The data from NPD and Telsyte also found that $51.5 million was spent in Australia on PC games, games guides, games cards and portable games hardware and accessories.

Aussies Spent $3.23 Billion On Games Last Year


  • I know you’d never get them on board to reveal it, as it could potentially hurt their business model and reveal it’s flaws, but I’d love to know how much of our spend is the “Reinvest” component. All those games that get traded into EbGames and Gametraders as credit, and therefore aren’t actually new spend into the market.

  • Hey Australian government, see any good reasons to seriously invest in this industry?

    I see over 3 billion of them.

    • They’ll invest when they work out a taxation model that hinders the industry but benefits the pollies retirement coffers…

    • That’s not how it works.

      “Australians spent $X bil on movie/TVshows” does not correlate to “Australians will spend $X bil on Australian-produced movie/TVshows”.

      Same with games. Run some numbers. With investment, how many games does Australia pump out compared to the rest of the world? Lets say y%. Ok, so y% of worldwide games are Made in Australia, thus its likely y% of the $3bil Aussies spent was spent on local resources. Add in some worldwide numbers. Are those numbers worthwhile for the gov? I dunno, you likely dunno, cos we don’t have numbers.

      Secondly, why should gov invest? You can clearly see that Some Shitty Mobile App with microtransactions can roll in the dough, so why do they need government backing? I’ve never seen an answer.

      • For your first point, sure it’s an international market. The point is that it is big and growing, as shown by the $3B figure.

        For the second one, government support is a great way to grow a new industry and bring in private investment. Games (and apps, which you mentioned) are expensive to make and can take a long time to bring to market, which might turn off private investors. It would be especially hard for new developers that might not have a proven track record yet.

        Also, your argument makes no sense. If mobile apps make lots of money, then surely the government should invest lots of money into the industry and watch the tax dollars roll in.

    • Serious question, why should / would the government invest in games? Why can’t private companies do this themselves.

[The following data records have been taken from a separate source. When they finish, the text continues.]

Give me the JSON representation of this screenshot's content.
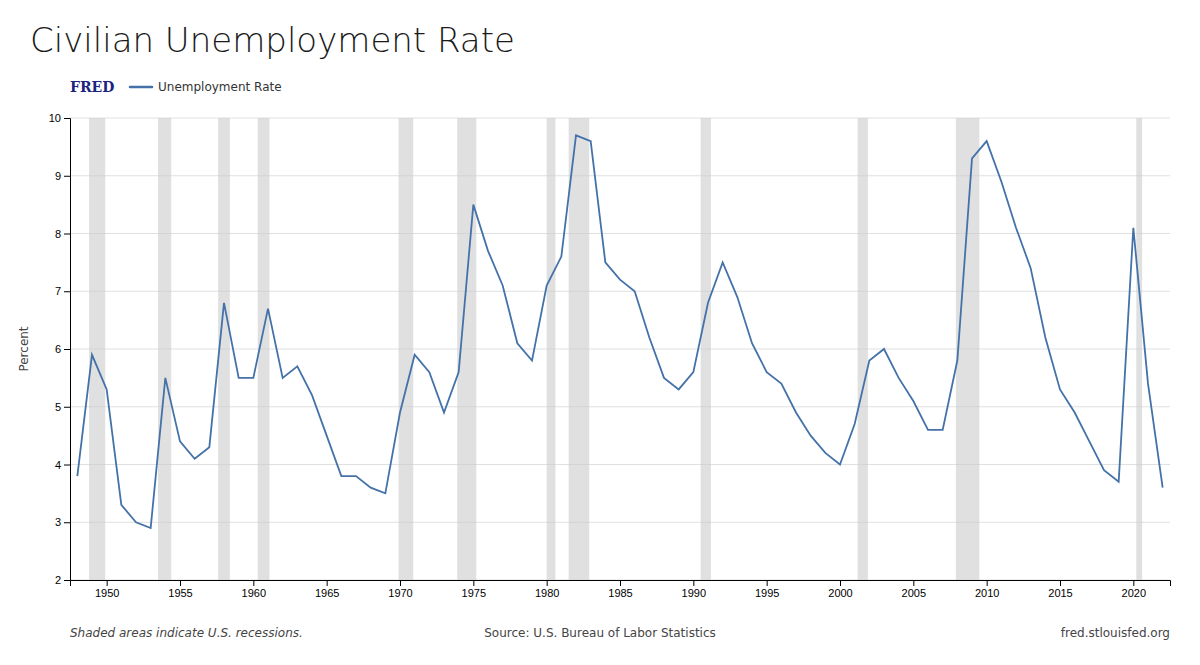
{
  "chart_data": {
    "type": "line",
    "title": "Civilian Unemployment Rate",
    "ylabel": "Percent",
    "annotations": [
      "FRED",
      "Shaded areas indicate U.S. recessions.",
      "Source: U.S. Bureau of Labor Statistics",
      "fred.stlouisfed.org"
    ],
    "x": [
      1948,
      1949,
      1950,
      1951,
      1952,
      1953,
      1954,
      1955,
      1956,
      1957,
      1958,
      1959,
      1960,
      1961,
      1962,
      1963,
      1964,
      1965,
      1966,
      1967,
      1968,
      1969,
      1970,
      1971,
      1972,
      1973,
      1974,
      1975,
      1976,
      1977,
      1978,
      1979,
      1980,
      1981,
      1982,
      1983,
      1984,
      1985,
      1986,
      1987,
      1988,
      1989,
      1990,
      1991,
      1992,
      1993,
      1994,
      1995,
      1996,
      1997,
      1998,
      1999,
      2000,
      2001,
      2002,
      2003,
      2004,
      2005,
      2006,
      2007,
      2008,
      2009,
      2010,
      2011,
      2012,
      2013,
      2014,
      2015,
      2016,
      2017,
      2018,
      2019,
      2020,
      2021,
      2022
    ],
    "series": [
      {
        "name": "Unemployment Rate",
        "color": "#4472a8",
        "values": [
          3.8,
          5.9,
          5.3,
          3.3,
          3.0,
          2.9,
          5.5,
          4.4,
          4.1,
          4.3,
          6.8,
          5.5,
          5.5,
          6.7,
          5.5,
          5.7,
          5.2,
          4.5,
          3.8,
          3.8,
          3.6,
          3.5,
          4.9,
          5.9,
          5.6,
          4.9,
          5.6,
          8.5,
          7.7,
          7.1,
          6.1,
          5.8,
          7.1,
          7.6,
          9.7,
          9.6,
          7.5,
          7.2,
          7.0,
          6.2,
          5.5,
          5.3,
          5.6,
          6.8,
          7.5,
          6.9,
          6.1,
          5.6,
          5.4,
          4.9,
          4.5,
          4.2,
          4.0,
          4.7,
          5.8,
          6.0,
          5.5,
          5.1,
          4.6,
          4.6,
          5.8,
          9.3,
          9.6,
          8.9,
          8.1,
          7.4,
          6.2,
          5.3,
          4.9,
          4.4,
          3.9,
          3.7,
          8.1,
          5.4,
          3.6
        ]
      }
    ],
    "recessions": [
      [
        1948.8,
        1949.9
      ],
      [
        1953.5,
        1954.4
      ],
      [
        1957.6,
        1958.4
      ],
      [
        1960.3,
        1961.1
      ],
      [
        1969.9,
        1970.9
      ],
      [
        1973.9,
        1975.2
      ],
      [
        1980.0,
        1980.6
      ],
      [
        1981.5,
        1982.9
      ],
      [
        1990.5,
        1991.2
      ],
      [
        2001.2,
        2001.9
      ],
      [
        2007.9,
        2009.5
      ],
      [
        2020.2,
        2020.6
      ]
    ],
    "xlim": [
      1947.5,
      2022.5
    ],
    "xticks": [
      1950,
      1955,
      1960,
      1965,
      1970,
      1975,
      1980,
      1985,
      1990,
      1995,
      2000,
      2005,
      2010,
      2015,
      2020
    ],
    "ylim": [
      2,
      10
    ],
    "yticks": [
      2,
      3,
      4,
      5,
      6,
      7,
      8,
      9,
      10
    ],
    "grid": true,
    "legend": "top-left"
  }
}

      • Yes, private companies can cover this investment. But that is not the reason the government should invest.
        The government should invest to grow an industry in Australia. We should want companies incorporated in Australia bringing their profits to Australia and employing Australians to make games.
        Those private companies pulled out of Australia because our government is not supporting the industry, so they can produce the games cheaper overseas.

  • Geez mobile games make almost 75% the amount that ‘real’ games make, doesn’t seem like much incentive to make quality games when you can do Candy Crush 53 and make almost the same money!

    • It’s a funny predicament for major game publishers, actually.

      They’re only just now starting to speak publicly about realizing that mobile and AAA desktop/console (‘core gaming’) are different markets with different qualities, and that the traits that make fucktonnes of money hand over fist don’t necessarily translate well to the ‘core’ market.

      They’d pitch the whole thing in altogether and focus exclusively on mobile if it wasn’t such a risky prospect, and if it wasn’t leaving money on the table.

      Because, see, then indies would go and make games as creative expression… and if the AAA publishers aren’t there to control that market, then the indies would make shitloads of money from the ‘abandoned’ market. And we can’t have that! If there’s shitloads of money sloshing around, it absolutely shouldn’t be going into the hands of creatives… they wouldn’t know what to do with it. No, that money belongs in corporate strongholds for the benefit of investors.

      It’s for the best, really. Even if it’s slimmer margins than mobile, long-term investment without return, and unpredictable return. The alternative (creative indies making fucktonnes of money) is unthinkable.

    • It could be reasoning why publishers are starting to push pay to win mechanics on PC and console. It generates so much money for mobile.